Un contexte régional tendu
Ces déclarations interviennent dans un climat de tensions exacerbées au Moyen-Orient. Les négociations sur le programme nucléaire iranien sont au point mort, et les incidents en mer Rouge ainsi que les frappes en Syrie attisent les craintes d'une escalade. Le président du Parlement a appelé la communauté internationale à ne pas se laisser entraîner dans ce qu'il qualifie de « chantage américain ».
Réactions internationales
Les États-Unis n'ont pas encore réagi officiellement à ces accusations.

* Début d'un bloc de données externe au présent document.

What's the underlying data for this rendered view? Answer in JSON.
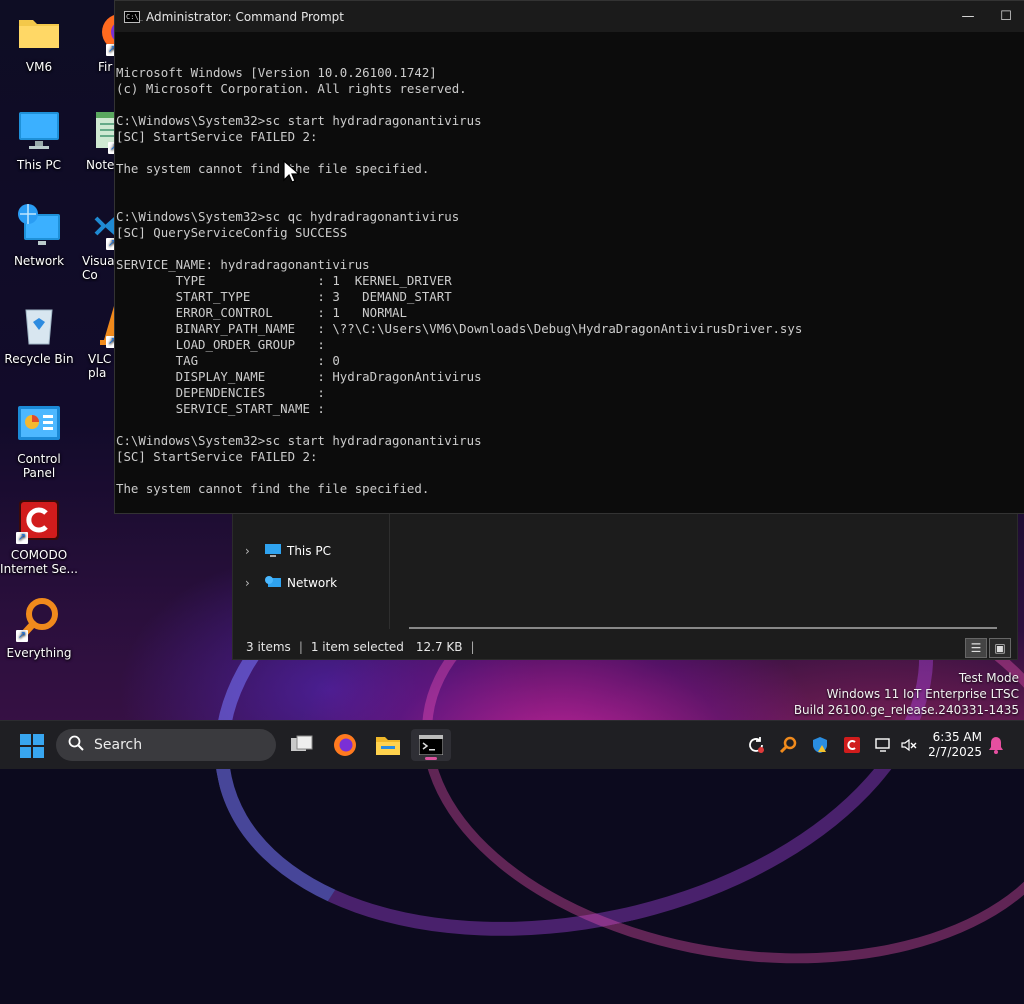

Cependant, des sources diplomatiques américaines citées par l'agence Reuters estiment que ces propos visent à détourner l'attention des problèmes internes de l'Iran, notamment la crise économique et les protestations populaires. De son côté, l'Union européenne a appelé à la retenue et à la reprise du dialogue.
En attendant, la situation sur le terrain reste précaire. Les forces iraniennes ont renforcé leur présence dans le golfe Persique, tandis que les alliés régionaux des États-Unis, comme Israël et l'Arabie saoudite, suivent de près les développements. La communauté internationale redoute un embrasement qui pourrait déstabiliser davantage une région déjà fragile.